Against ISIL, there are additional complications. Ideally, perhaps necessarily, there has to be a coalition that includes the US, France, other EU countries, the Gulf States, Jordan, Egypt, and possibly other Muslim countries, all of which are Sunni. The people in the regions of Iraq and Syria controlled by ISIL are also Sunni.
They will not accept returning ISIL's portion of Syria to Assad, a murderous dictator who's killed far more people than ISIL. And worse, he's an Alawite, which is type of Shi'a.
Iran—the main Shi'a power—and Russia must also be part of the coalition. They won't tolerate the removal of Assad unless there is some substitute to protect their interests.
Iraq's government is dominated by Shi'a. Their sectarianism is often blamed for the rise of Sunnis who then embraced ISIL. They are also so inept and corrupt that their brand new $25 billion army fell to pieces. Giving them control back of the territories they've lost is practically a guarantee that the cycle starts again the moment anyone's back is turned. Also, the Gulf States would see it as increasing Iran's power.

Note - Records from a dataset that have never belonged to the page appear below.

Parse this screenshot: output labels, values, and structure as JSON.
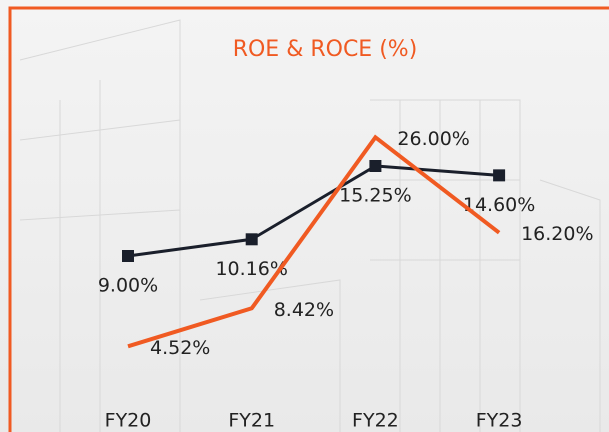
{
  "chart_data": {
    "type": "line",
    "title": "ROE & ROCE (%)",
    "categories": [
      "FY20",
      "FY21",
      "FY22",
      "FY23"
    ],
    "series": [
      {
        "color": "#1a1f2b",
        "values": [
          9.0,
          10.16,
          15.25,
          14.6
        ],
        "value_labels": [
          "9.00%",
          "10.16%",
          "15.25%",
          "14.60%"
        ],
        "marker": "square"
      },
      {
        "color": "#f05a22",
        "axis": "y2",
        "values": [
          4.52,
          8.42,
          26.0,
          16.2
        ],
        "value_labels": [
          "4.52%",
          "8.42%",
          "26.00%",
          "16.20%"
        ]
      }
    ],
    "ylim": [
      -1,
      24
    ],
    "y2lim": [
      -1,
      36
    ]
  }
}
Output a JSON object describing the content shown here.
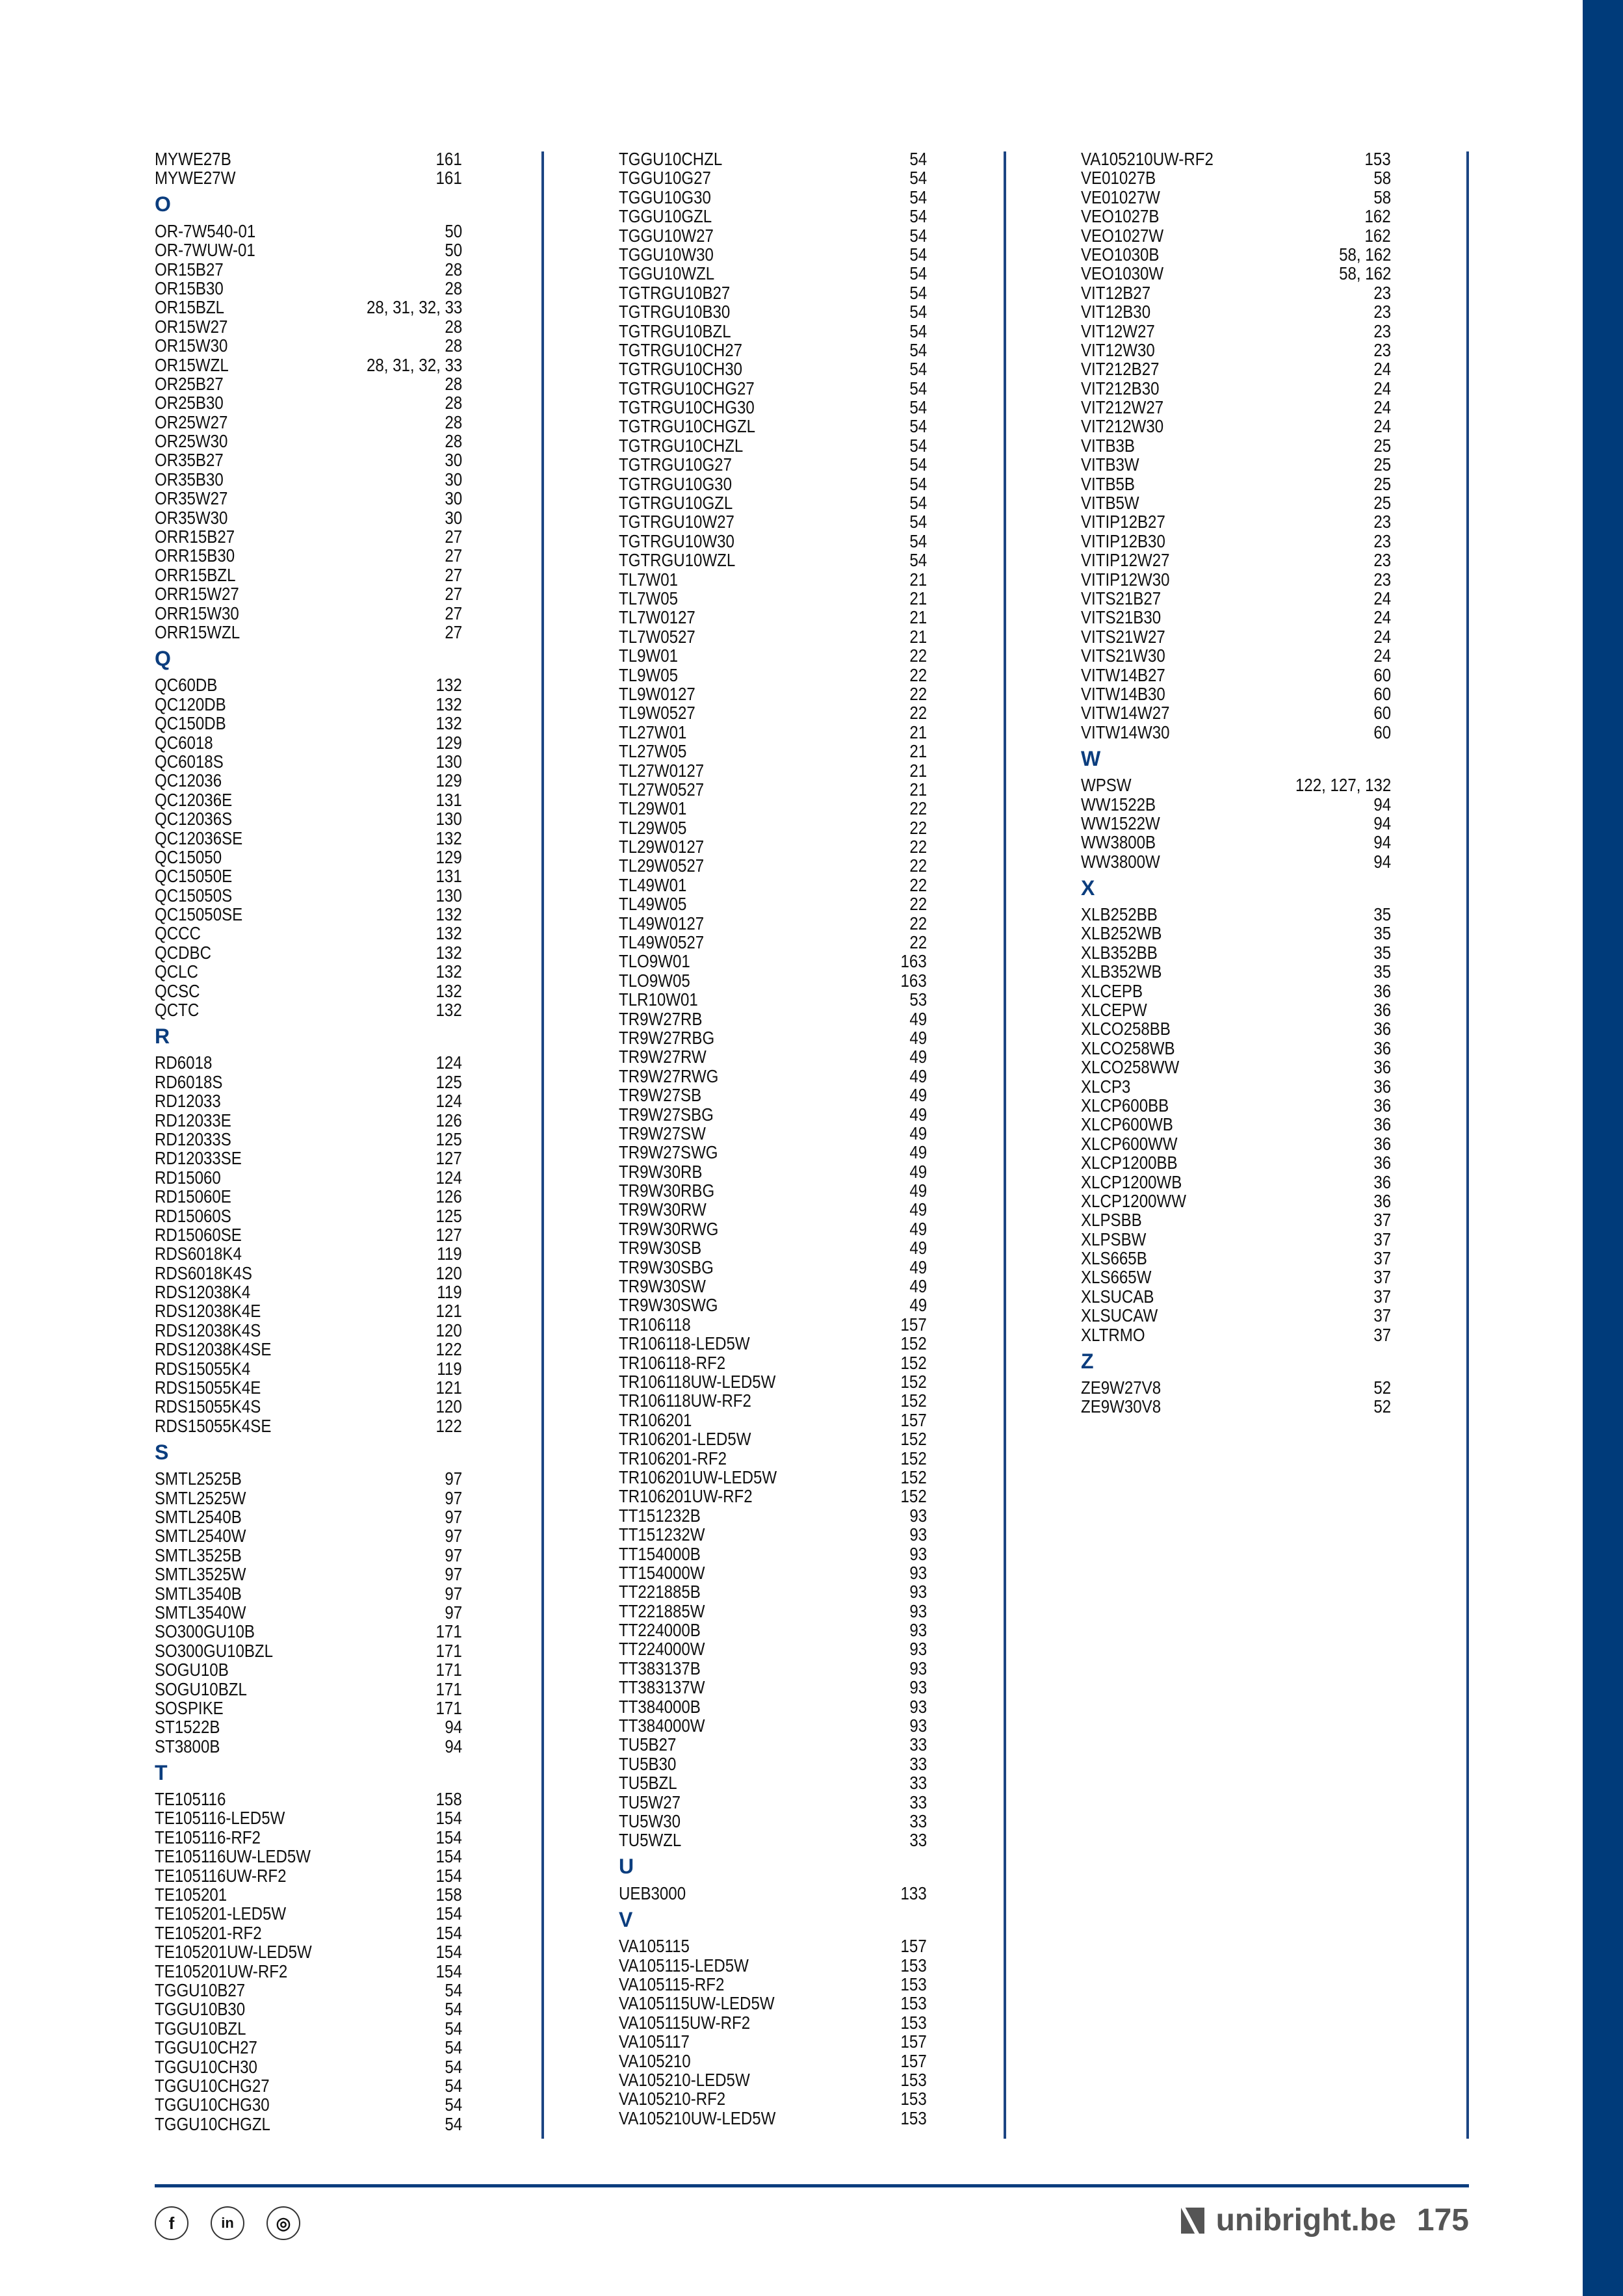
{
  "columns": [
    {
      "entries": [
        [
          "MYWE27B",
          "161"
        ],
        [
          "MYWE27W",
          "161"
        ],
        {
          "letter": "O"
        },
        [
          "OR-7W540-01",
          "50"
        ],
        [
          "OR-7WUW-01",
          "50"
        ],
        [
          "OR15B27",
          "28"
        ],
        [
          "OR15B30",
          "28"
        ],
        [
          "OR15BZL",
          "28, 31, 32, 33"
        ],
        [
          "OR15W27",
          "28"
        ],
        [
          "OR15W30",
          "28"
        ],
        [
          "OR15WZL",
          "28, 31, 32, 33"
        ],
        [
          "OR25B27",
          "28"
        ],
        [
          "OR25B30",
          "28"
        ],
        [
          "OR25W27",
          "28"
        ],
        [
          "OR25W30",
          "28"
        ],
        [
          "OR35B27",
          "30"
        ],
        [
          "OR35B30",
          "30"
        ],
        [
          "OR35W27",
          "30"
        ],
        [
          "OR35W30",
          "30"
        ],
        [
          "ORR15B27",
          "27"
        ],
        [
          "ORR15B30",
          "27"
        ],
        [
          "ORR15BZL",
          "27"
        ],
        [
          "ORR15W27",
          "27"
        ],
        [
          "ORR15W30",
          "27"
        ],
        [
          "ORR15WZL",
          "27"
        ],
        {
          "letter": "Q"
        },
        [
          "QC60DB",
          "132"
        ],
        [
          "QC120DB",
          "132"
        ],
        [
          "QC150DB",
          "132"
        ],
        [
          "QC6018",
          "129"
        ],
        [
          "QC6018S",
          "130"
        ],
        [
          "QC12036",
          "129"
        ],
        [
          "QC12036E",
          "131"
        ],
        [
          "QC12036S",
          "130"
        ],
        [
          "QC12036SE",
          "132"
        ],
        [
          "QC15050",
          "129"
        ],
        [
          "QC15050E",
          "131"
        ],
        [
          "QC15050S",
          "130"
        ],
        [
          "QC15050SE",
          "132"
        ],
        [
          "QCCC",
          "132"
        ],
        [
          "QCDBC",
          "132"
        ],
        [
          "QCLC",
          "132"
        ],
        [
          "QCSC",
          "132"
        ],
        [
          "QCTC",
          "132"
        ],
        {
          "letter": "R"
        },
        [
          "RD6018",
          "124"
        ],
        [
          "RD6018S",
          "125"
        ],
        [
          "RD12033",
          "124"
        ],
        [
          "RD12033E",
          "126"
        ],
        [
          "RD12033S",
          "125"
        ],
        [
          "RD12033SE",
          "127"
        ],
        [
          "RD15060",
          "124"
        ],
        [
          "RD15060E",
          "126"
        ],
        [
          "RD15060S",
          "125"
        ],
        [
          "RD15060SE",
          "127"
        ],
        [
          "RDS6018K4",
          "119"
        ],
        [
          "RDS6018K4S",
          "120"
        ],
        [
          "RDS12038K4",
          "119"
        ],
        [
          "RDS12038K4E",
          "121"
        ],
        [
          "RDS12038K4S",
          "120"
        ],
        [
          "RDS12038K4SE",
          "122"
        ],
        [
          "RDS15055K4",
          "119"
        ],
        [
          "RDS15055K4E",
          "121"
        ],
        [
          "RDS15055K4S",
          "120"
        ],
        [
          "RDS15055K4SE",
          "122"
        ],
        {
          "letter": "S"
        },
        [
          "SMTL2525B",
          "97"
        ],
        [
          "SMTL2525W",
          "97"
        ],
        [
          "SMTL2540B",
          "97"
        ],
        [
          "SMTL2540W",
          "97"
        ],
        [
          "SMTL3525B",
          "97"
        ],
        [
          "SMTL3525W",
          "97"
        ],
        [
          "SMTL3540B",
          "97"
        ],
        [
          "SMTL3540W",
          "97"
        ],
        [
          "SO300GU10B",
          "171"
        ],
        [
          "SO300GU10BZL",
          "171"
        ],
        [
          "SOGU10B",
          "171"
        ],
        [
          "SOGU10BZL",
          "171"
        ],
        [
          "SOSPIKE",
          "171"
        ],
        [
          "ST1522B",
          "94"
        ],
        [
          "ST3800B",
          "94"
        ],
        {
          "letter": "T"
        },
        [
          "TE105116",
          "158"
        ],
        [
          "TE105116-LED5W",
          "154"
        ],
        [
          "TE105116-RF2",
          "154"
        ],
        [
          "TE105116UW-LED5W",
          "154"
        ],
        [
          "TE105116UW-RF2",
          "154"
        ],
        [
          "TE105201",
          "158"
        ],
        [
          "TE105201-LED5W",
          "154"
        ],
        [
          "TE105201-RF2",
          "154"
        ],
        [
          "TE105201UW-LED5W",
          "154"
        ],
        [
          "TE105201UW-RF2",
          "154"
        ],
        [
          "TGGU10B27",
          "54"
        ],
        [
          "TGGU10B30",
          "54"
        ],
        [
          "TGGU10BZL",
          "54"
        ],
        [
          "TGGU10CH27",
          "54"
        ],
        [
          "TGGU10CH30",
          "54"
        ],
        [
          "TGGU10CHG27",
          "54"
        ],
        [
          "TGGU10CHG30",
          "54"
        ],
        [
          "TGGU10CHGZL",
          "54"
        ]
      ]
    },
    {
      "entries": [
        [
          "TGGU10CHZL",
          "54"
        ],
        [
          "TGGU10G27",
          "54"
        ],
        [
          "TGGU10G30",
          "54"
        ],
        [
          "TGGU10GZL",
          "54"
        ],
        [
          "TGGU10W27",
          "54"
        ],
        [
          "TGGU10W30",
          "54"
        ],
        [
          "TGGU10WZL",
          "54"
        ],
        [
          "TGTRGU10B27",
          "54"
        ],
        [
          "TGTRGU10B30",
          "54"
        ],
        [
          "TGTRGU10BZL",
          "54"
        ],
        [
          "TGTRGU10CH27",
          "54"
        ],
        [
          "TGTRGU10CH30",
          "54"
        ],
        [
          "TGTRGU10CHG27",
          "54"
        ],
        [
          "TGTRGU10CHG30",
          "54"
        ],
        [
          "TGTRGU10CHGZL",
          "54"
        ],
        [
          "TGTRGU10CHZL",
          "54"
        ],
        [
          "TGTRGU10G27",
          "54"
        ],
        [
          "TGTRGU10G30",
          "54"
        ],
        [
          "TGTRGU10GZL",
          "54"
        ],
        [
          "TGTRGU10W27",
          "54"
        ],
        [
          "TGTRGU10W30",
          "54"
        ],
        [
          "TGTRGU10WZL",
          "54"
        ],
        [
          "TL7W01",
          "21"
        ],
        [
          "TL7W05",
          "21"
        ],
        [
          "TL7W0127",
          "21"
        ],
        [
          "TL7W0527",
          "21"
        ],
        [
          "TL9W01",
          "22"
        ],
        [
          "TL9W05",
          "22"
        ],
        [
          "TL9W0127",
          "22"
        ],
        [
          "TL9W0527",
          "22"
        ],
        [
          "TL27W01",
          "21"
        ],
        [
          "TL27W05",
          "21"
        ],
        [
          "TL27W0127",
          "21"
        ],
        [
          "TL27W0527",
          "21"
        ],
        [
          "TL29W01",
          "22"
        ],
        [
          "TL29W05",
          "22"
        ],
        [
          "TL29W0127",
          "22"
        ],
        [
          "TL29W0527",
          "22"
        ],
        [
          "TL49W01",
          "22"
        ],
        [
          "TL49W05",
          "22"
        ],
        [
          "TL49W0127",
          "22"
        ],
        [
          "TL49W0527",
          "22"
        ],
        [
          "TLO9W01",
          "163"
        ],
        [
          "TLO9W05",
          "163"
        ],
        [
          "TLR10W01",
          "53"
        ],
        [
          "TR9W27RB",
          "49"
        ],
        [
          "TR9W27RBG",
          "49"
        ],
        [
          "TR9W27RW",
          "49"
        ],
        [
          "TR9W27RWG",
          "49"
        ],
        [
          "TR9W27SB",
          "49"
        ],
        [
          "TR9W27SBG",
          "49"
        ],
        [
          "TR9W27SW",
          "49"
        ],
        [
          "TR9W27SWG",
          "49"
        ],
        [
          "TR9W30RB",
          "49"
        ],
        [
          "TR9W30RBG",
          "49"
        ],
        [
          "TR9W30RW",
          "49"
        ],
        [
          "TR9W30RWG",
          "49"
        ],
        [
          "TR9W30SB",
          "49"
        ],
        [
          "TR9W30SBG",
          "49"
        ],
        [
          "TR9W30SW",
          "49"
        ],
        [
          "TR9W30SWG",
          "49"
        ],
        [
          "TR106118",
          "157"
        ],
        [
          "TR106118-LED5W",
          "152"
        ],
        [
          "TR106118-RF2",
          "152"
        ],
        [
          "TR106118UW-LED5W",
          "152"
        ],
        [
          "TR106118UW-RF2",
          "152"
        ],
        [
          "TR106201",
          "157"
        ],
        [
          "TR106201-LED5W",
          "152"
        ],
        [
          "TR106201-RF2",
          "152"
        ],
        [
          "TR106201UW-LED5W",
          "152"
        ],
        [
          "TR106201UW-RF2",
          "152"
        ],
        [
          "TT151232B",
          "93"
        ],
        [
          "TT151232W",
          "93"
        ],
        [
          "TT154000B",
          "93"
        ],
        [
          "TT154000W",
          "93"
        ],
        [
          "TT221885B",
          "93"
        ],
        [
          "TT221885W",
          "93"
        ],
        [
          "TT224000B",
          "93"
        ],
        [
          "TT224000W",
          "93"
        ],
        [
          "TT383137B",
          "93"
        ],
        [
          "TT383137W",
          "93"
        ],
        [
          "TT384000B",
          "93"
        ],
        [
          "TT384000W",
          "93"
        ],
        [
          "TU5B27",
          "33"
        ],
        [
          "TU5B30",
          "33"
        ],
        [
          "TU5BZL",
          "33"
        ],
        [
          "TU5W27",
          "33"
        ],
        [
          "TU5W30",
          "33"
        ],
        [
          "TU5WZL",
          "33"
        ],
        {
          "letter": "U"
        },
        [
          "UEB3000",
          "133"
        ],
        {
          "letter": "V"
        },
        [
          "VA105115",
          "157"
        ],
        [
          "VA105115-LED5W",
          "153"
        ],
        [
          "VA105115-RF2",
          "153"
        ],
        [
          "VA105115UW-LED5W",
          "153"
        ],
        [
          "VA105115UW-RF2",
          "153"
        ],
        [
          "VA105117",
          "157"
        ],
        [
          "VA105210",
          "157"
        ],
        [
          "VA105210-LED5W",
          "153"
        ],
        [
          "VA105210-RF2",
          "153"
        ],
        [
          "VA105210UW-LED5W",
          "153"
        ]
      ]
    },
    {
      "entries": [
        [
          "VA105210UW-RF2",
          "153"
        ],
        [
          "VE01027B",
          "58"
        ],
        [
          "VE01027W",
          "58"
        ],
        [
          "VEO1027B",
          "162"
        ],
        [
          "VEO1027W",
          "162"
        ],
        [
          "VEO1030B",
          "58, 162"
        ],
        [
          "VEO1030W",
          "58, 162"
        ],
        [
          "VIT12B27",
          "23"
        ],
        [
          "VIT12B30",
          "23"
        ],
        [
          "VIT12W27",
          "23"
        ],
        [
          "VIT12W30",
          "23"
        ],
        [
          "VIT212B27",
          "24"
        ],
        [
          "VIT212B30",
          "24"
        ],
        [
          "VIT212W27",
          "24"
        ],
        [
          "VIT212W30",
          "24"
        ],
        [
          "VITB3B",
          "25"
        ],
        [
          "VITB3W",
          "25"
        ],
        [
          "VITB5B",
          "25"
        ],
        [
          "VITB5W",
          "25"
        ],
        [
          "VITIP12B27",
          "23"
        ],
        [
          "VITIP12B30",
          "23"
        ],
        [
          "VITIP12W27",
          "23"
        ],
        [
          "VITIP12W30",
          "23"
        ],
        [
          "VITS21B27",
          "24"
        ],
        [
          "VITS21B30",
          "24"
        ],
        [
          "VITS21W27",
          "24"
        ],
        [
          "VITS21W30",
          "24"
        ],
        [
          "VITW14B27",
          "60"
        ],
        [
          "VITW14B30",
          "60"
        ],
        [
          "VITW14W27",
          "60"
        ],
        [
          "VITW14W30",
          "60"
        ],
        {
          "letter": "W"
        },
        [
          "WPSW",
          "122, 127, 132"
        ],
        [
          "WW1522B",
          "94"
        ],
        [
          "WW1522W",
          "94"
        ],
        [
          "WW3800B",
          "94"
        ],
        [
          "WW3800W",
          "94"
        ],
        {
          "letter": "X"
        },
        [
          "XLB252BB",
          "35"
        ],
        [
          "XLB252WB",
          "35"
        ],
        [
          "XLB352BB",
          "35"
        ],
        [
          "XLB352WB",
          "35"
        ],
        [
          "XLCEPB",
          "36"
        ],
        [
          "XLCEPW",
          "36"
        ],
        [
          "XLCO258BB",
          "36"
        ],
        [
          "XLCO258WB",
          "36"
        ],
        [
          "XLCO258WW",
          "36"
        ],
        [
          "XLCP3",
          "36"
        ],
        [
          "XLCP600BB",
          "36"
        ],
        [
          "XLCP600WB",
          "36"
        ],
        [
          "XLCP600WW",
          "36"
        ],
        [
          "XLCP1200BB",
          "36"
        ],
        [
          "XLCP1200WB",
          "36"
        ],
        [
          "XLCP1200WW",
          "36"
        ],
        [
          "XLPSBB",
          "37"
        ],
        [
          "XLPSBW",
          "37"
        ],
        [
          "XLS665B",
          "37"
        ],
        [
          "XLS665W",
          "37"
        ],
        [
          "XLSUCAB",
          "37"
        ],
        [
          "XLSUCAW",
          "37"
        ],
        [
          "XLTRMO",
          "37"
        ],
        {
          "letter": "Z"
        },
        [
          "ZE9W27V8",
          "52"
        ],
        [
          "ZE9W30V8",
          "52"
        ]
      ]
    }
  ],
  "footer": {
    "social": [
      {
        "icon": "facebook-icon",
        "glyph": "f"
      },
      {
        "icon": "linkedin-icon",
        "glyph": "in"
      },
      {
        "icon": "instagram-icon",
        "glyph": "◎"
      }
    ],
    "brand": "unibright.be",
    "page_number": "175"
  },
  "colors": {
    "accent": "#0b3d7e",
    "sidebar": "#003b7a",
    "brand_text": "#555555"
  }
}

Here's what's needed: A grand coalition. With all the powers named. Assad keeps the territory he currently controls. So does the government of Iraq. ISIL's territory, no matter what country it was in, goes under an occupation that will provide stability, employment, law enforcement, and a decent quality of life. It uses the UN Charter, or something like it, for a slow turnover to a local government. The interests of the Kurds and the Turks must also be accounted for.
This is not a call to arms. Or an endorsement of war. It is just an analysis. Lashing out with jets and drones just means more of what we have now. Anyone who talks about defeating ISIL with any less commitment than described above, and without accounting for the complexities, is a bloviating, lying, dangerous sociopath, a TV news commentator, or worse, a candidate for US president.